Visualization of Social Inequality in South Korea in Bong Joon-ho’s Parasite

Conference: The Asian Conference on Media, Communication & Film (MediAsia2022)
Title: Visualization of Social Inequality in South Korea in Bong Joon-ho’s Parasite
Stream: Film and Literature: Artistic Correspondence
Presentation Type: Virtual Presentation
Authors:
Yelline Loviany Tasya, Maranatha Christian University, Indonesia
Trisnowati Tanto, Maranatha Christian University, Indonesia

Abstract:

Social inequality in South Korea is considered a huge problem that has been rising over these past decades. Known as one of the poorest countries in the aftermath of the Second World War, South Korea’s economic growth soared significantly in the early 1960s through rapid industrialization and export-led development, turning South Korea into a developed country in a short period. However, the rapid economic growth initiates the highly competitive job markets that cause a high unemployment rate and worse income distribution, generating massive contrasts in social hierarchies among South Koreans.
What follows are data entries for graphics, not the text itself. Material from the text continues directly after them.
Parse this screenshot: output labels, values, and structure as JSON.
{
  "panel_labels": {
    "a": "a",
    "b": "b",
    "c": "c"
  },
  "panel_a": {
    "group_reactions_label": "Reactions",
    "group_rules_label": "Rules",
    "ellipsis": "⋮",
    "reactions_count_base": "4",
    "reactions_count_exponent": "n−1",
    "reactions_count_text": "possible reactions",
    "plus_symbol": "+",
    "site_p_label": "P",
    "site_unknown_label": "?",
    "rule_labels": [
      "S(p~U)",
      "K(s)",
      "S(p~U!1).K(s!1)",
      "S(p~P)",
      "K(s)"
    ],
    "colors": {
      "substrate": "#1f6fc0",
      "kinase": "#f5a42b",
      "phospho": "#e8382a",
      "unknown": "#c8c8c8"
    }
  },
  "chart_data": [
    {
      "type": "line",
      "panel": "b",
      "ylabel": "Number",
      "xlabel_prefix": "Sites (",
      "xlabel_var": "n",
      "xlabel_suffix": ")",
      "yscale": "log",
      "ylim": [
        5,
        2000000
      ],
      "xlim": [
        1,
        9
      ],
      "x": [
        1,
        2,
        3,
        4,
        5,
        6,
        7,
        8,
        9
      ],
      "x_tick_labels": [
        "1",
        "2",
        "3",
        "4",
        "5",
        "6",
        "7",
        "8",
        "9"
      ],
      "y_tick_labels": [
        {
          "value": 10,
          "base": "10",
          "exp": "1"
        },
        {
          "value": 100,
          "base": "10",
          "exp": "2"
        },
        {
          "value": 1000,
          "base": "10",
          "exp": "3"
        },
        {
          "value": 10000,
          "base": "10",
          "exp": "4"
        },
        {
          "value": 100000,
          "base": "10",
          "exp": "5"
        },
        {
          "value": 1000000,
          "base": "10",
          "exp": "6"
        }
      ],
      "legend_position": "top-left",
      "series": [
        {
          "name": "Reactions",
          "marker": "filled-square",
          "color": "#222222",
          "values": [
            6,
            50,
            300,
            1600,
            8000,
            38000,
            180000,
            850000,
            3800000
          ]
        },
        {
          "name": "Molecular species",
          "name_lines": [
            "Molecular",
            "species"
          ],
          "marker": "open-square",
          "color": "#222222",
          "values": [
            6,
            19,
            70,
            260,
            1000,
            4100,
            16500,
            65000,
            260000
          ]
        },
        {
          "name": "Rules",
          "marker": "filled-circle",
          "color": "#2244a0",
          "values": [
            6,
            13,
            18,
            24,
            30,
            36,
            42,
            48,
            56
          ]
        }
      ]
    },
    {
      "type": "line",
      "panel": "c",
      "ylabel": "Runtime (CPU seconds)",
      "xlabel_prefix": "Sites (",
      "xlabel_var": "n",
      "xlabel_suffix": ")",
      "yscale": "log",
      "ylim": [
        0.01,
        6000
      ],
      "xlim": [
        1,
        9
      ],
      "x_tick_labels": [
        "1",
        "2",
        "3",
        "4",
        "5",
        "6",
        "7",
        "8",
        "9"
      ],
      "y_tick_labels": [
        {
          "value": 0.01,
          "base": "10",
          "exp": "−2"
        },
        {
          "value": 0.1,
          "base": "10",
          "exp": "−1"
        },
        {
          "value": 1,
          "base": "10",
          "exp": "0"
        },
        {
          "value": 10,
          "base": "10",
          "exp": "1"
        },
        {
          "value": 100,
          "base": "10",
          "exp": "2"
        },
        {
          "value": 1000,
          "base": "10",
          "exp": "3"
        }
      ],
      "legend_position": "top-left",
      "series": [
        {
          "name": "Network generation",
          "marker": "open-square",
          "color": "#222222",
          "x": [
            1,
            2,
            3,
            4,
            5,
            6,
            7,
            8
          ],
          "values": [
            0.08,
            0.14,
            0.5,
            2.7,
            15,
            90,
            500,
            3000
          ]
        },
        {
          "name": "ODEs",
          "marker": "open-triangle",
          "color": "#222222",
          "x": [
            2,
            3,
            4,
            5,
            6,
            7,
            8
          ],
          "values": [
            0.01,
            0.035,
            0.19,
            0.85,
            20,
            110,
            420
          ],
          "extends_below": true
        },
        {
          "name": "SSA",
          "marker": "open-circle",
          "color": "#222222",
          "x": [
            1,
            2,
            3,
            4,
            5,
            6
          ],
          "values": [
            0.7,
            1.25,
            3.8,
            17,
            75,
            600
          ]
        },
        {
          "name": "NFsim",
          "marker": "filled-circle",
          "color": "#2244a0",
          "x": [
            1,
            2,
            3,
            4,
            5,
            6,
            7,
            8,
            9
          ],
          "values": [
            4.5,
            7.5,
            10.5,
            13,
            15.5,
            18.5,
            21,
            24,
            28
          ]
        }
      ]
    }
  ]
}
The upper-class societies, embodied by chaebols, South Korea’s large conglomerates, dominate 60 percent of the country’s GDP (Gross Domestic Product), while the rest are filled up by the middle-class and lower-class societies. Terms referred to the rising inequality in South Korea, such as "Hell Chosun" and "Spoon Class Theory", are widely spread, implying South Koreans’ deep sentiments on this issue. One of the most intelligible indicators which contributes to stipulating a considerable contrast between social classes belongs to the existence of housing preference between the upper-class and lower-class societies, exposed in an Oscar-winning South Korean film, Parasite (2019), directed by Bong Joon-ho. This film contains various implied signs and symbols related to the vertical comparison of high and low which depicts a vast disparity between the upper-class and lower-class families, represented by their housing conditions, which stands for the reality of social gaps in South Korea that reveals the existence of social inequality.